REGISTRO DOI: 10.69849/revistaft/ra10202510241308


Júlio Edstron Secundino Santos1


“O fascismo é um jogo que pode ser jogado sob
muitas formas, e o nome do jogo não muda.

O perigo está sempre à nossa porta.”
– Umberto Eco, O Fascismo Eterno (Ensaio, 1995)


RESUMO: O presente artigo empreende um rigoroso escrutínio do Fascismo enquanto categoria histórica e potencialidade perene, tomando como ponto de partida a exortação “NÃO ESQUEÇAM” (Eco) para revisitar seu debate conceitual. O Objetivo Geral reside em desvelar a complexa trajetória do fenômeno, desde a anatomia do Fascismo clássico (Paxton e Mann) até suas metamorfoses na atualidade, e correlacioná-la com a progressiva erosão da instituição democrática liberal. A Metodologia adotada combina a análise historiográfica comparada e a aplicação de marcos teóricos como o Ur-Fascismo (Eco) e a crítica da destruição do espírito crítico, buscando diferenciar as aspirações fascistas contemporâneas do mero populismo autoritário. A Conclusão primária sugere que a natureza assistemática e ambígua do fascismo permite sua reconfiguração adaptativa frente às crises do capitalismo e à fragilidade democrática, solidificando-se como um desafio estrutural que transcende a repetição histórica, exigindo a precisão analítica para uma resistência efetiva.

Palavras Chave: Fascismo; origens fascismo; fascismo e risco democracia; ur fascismo; democracia atual. 

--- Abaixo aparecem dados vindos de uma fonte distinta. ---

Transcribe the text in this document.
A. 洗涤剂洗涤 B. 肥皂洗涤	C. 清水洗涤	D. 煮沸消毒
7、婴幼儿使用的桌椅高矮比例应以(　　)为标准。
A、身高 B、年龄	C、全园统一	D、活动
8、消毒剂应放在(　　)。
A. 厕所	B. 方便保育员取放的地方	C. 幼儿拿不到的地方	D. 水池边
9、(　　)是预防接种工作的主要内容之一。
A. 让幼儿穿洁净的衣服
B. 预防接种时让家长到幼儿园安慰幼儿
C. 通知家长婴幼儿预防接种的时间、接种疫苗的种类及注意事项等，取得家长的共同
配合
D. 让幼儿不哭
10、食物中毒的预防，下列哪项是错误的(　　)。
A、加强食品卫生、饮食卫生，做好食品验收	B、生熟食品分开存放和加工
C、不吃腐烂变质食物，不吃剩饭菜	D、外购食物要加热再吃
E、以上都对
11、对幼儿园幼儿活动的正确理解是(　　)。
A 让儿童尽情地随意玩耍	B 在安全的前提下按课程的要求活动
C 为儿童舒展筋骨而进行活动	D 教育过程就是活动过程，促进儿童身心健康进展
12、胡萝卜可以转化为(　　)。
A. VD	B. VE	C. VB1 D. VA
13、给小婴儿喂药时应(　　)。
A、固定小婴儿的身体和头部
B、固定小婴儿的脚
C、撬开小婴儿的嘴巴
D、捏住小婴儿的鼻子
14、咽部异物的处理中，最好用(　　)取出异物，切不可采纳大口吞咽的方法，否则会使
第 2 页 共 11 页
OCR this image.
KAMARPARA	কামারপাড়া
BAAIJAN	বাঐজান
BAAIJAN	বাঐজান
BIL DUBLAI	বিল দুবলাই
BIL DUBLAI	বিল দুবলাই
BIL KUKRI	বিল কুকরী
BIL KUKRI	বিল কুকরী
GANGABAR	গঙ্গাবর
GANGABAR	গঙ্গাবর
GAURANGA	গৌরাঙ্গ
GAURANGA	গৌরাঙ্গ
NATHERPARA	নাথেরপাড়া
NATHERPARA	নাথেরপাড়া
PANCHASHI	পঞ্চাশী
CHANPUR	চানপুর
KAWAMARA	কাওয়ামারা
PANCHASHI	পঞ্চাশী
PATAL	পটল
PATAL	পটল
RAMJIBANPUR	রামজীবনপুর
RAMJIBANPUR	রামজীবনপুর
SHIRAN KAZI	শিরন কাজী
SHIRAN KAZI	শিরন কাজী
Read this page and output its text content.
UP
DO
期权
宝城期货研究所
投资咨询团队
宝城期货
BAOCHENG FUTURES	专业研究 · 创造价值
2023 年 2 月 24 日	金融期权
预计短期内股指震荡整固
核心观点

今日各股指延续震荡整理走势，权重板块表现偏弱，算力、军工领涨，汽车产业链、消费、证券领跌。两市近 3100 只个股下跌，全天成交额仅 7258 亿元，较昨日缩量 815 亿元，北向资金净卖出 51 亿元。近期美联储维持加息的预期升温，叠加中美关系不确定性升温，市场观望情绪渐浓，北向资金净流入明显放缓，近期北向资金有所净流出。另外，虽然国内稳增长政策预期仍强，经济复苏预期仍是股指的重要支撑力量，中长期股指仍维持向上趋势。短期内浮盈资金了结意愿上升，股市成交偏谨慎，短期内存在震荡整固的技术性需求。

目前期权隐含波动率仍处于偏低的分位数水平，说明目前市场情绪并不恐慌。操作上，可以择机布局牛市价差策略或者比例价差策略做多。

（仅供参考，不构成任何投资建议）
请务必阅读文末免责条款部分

ABSTRACT: This paper undertakes a rigorous scrutiny of Fascism as a historical category and a perennial potentiality, taking as its starting point the exhortation “DO NOT FORGET” (Eco) to revisit its conceptual debate. The General Objective is to unveil the complex trajectory of the phenomenon, from the anatomy of classical Fascism (Paxton and Mann) to its metamorphoses in the present day, and to correlate it with the progressive erosion of the liberal democratic institution. The Methodology adopted combines comparative historiographical analysis and the application of theoretical frameworks such as Ur-Fascism (Eco) and the critique of the destruction of the critical spirit, seeking to differentiate contemporary fascist aspirations from mere authoritarian populism. The primary Conclusion suggests that the unsystematic and ambiguous nature of fascism allows for its adaptive reconfiguration in the face of capitalist crises and democratic fragility, solidifying itself as a structural challenge that transcends historical repetition, demanding analytical precision for effective resistance. 

Keywords: Fascism; origins of fascism; fascism and democratic risk; Ur-Fascism; contemporary democracy.

Introdução

O Fascismo, enquanto categoria histórica e potencialidade política, emerge no panorama acadêmico como um objeto de estudo de imperativa revisitação, sobretudo diante da ascensão global de movimentos de extrema-direita e da evidente fragilização das democracias liberais. A presente investigação empreende um rigoroso escrutínio de suas fundações doutrinárias e metamorfoses contemporâneas, estabelecendo como Objetivo Geral a análise das múltiplas faces do fenômeno, desde sua gênese até sua manifestação adaptativa na atualidade.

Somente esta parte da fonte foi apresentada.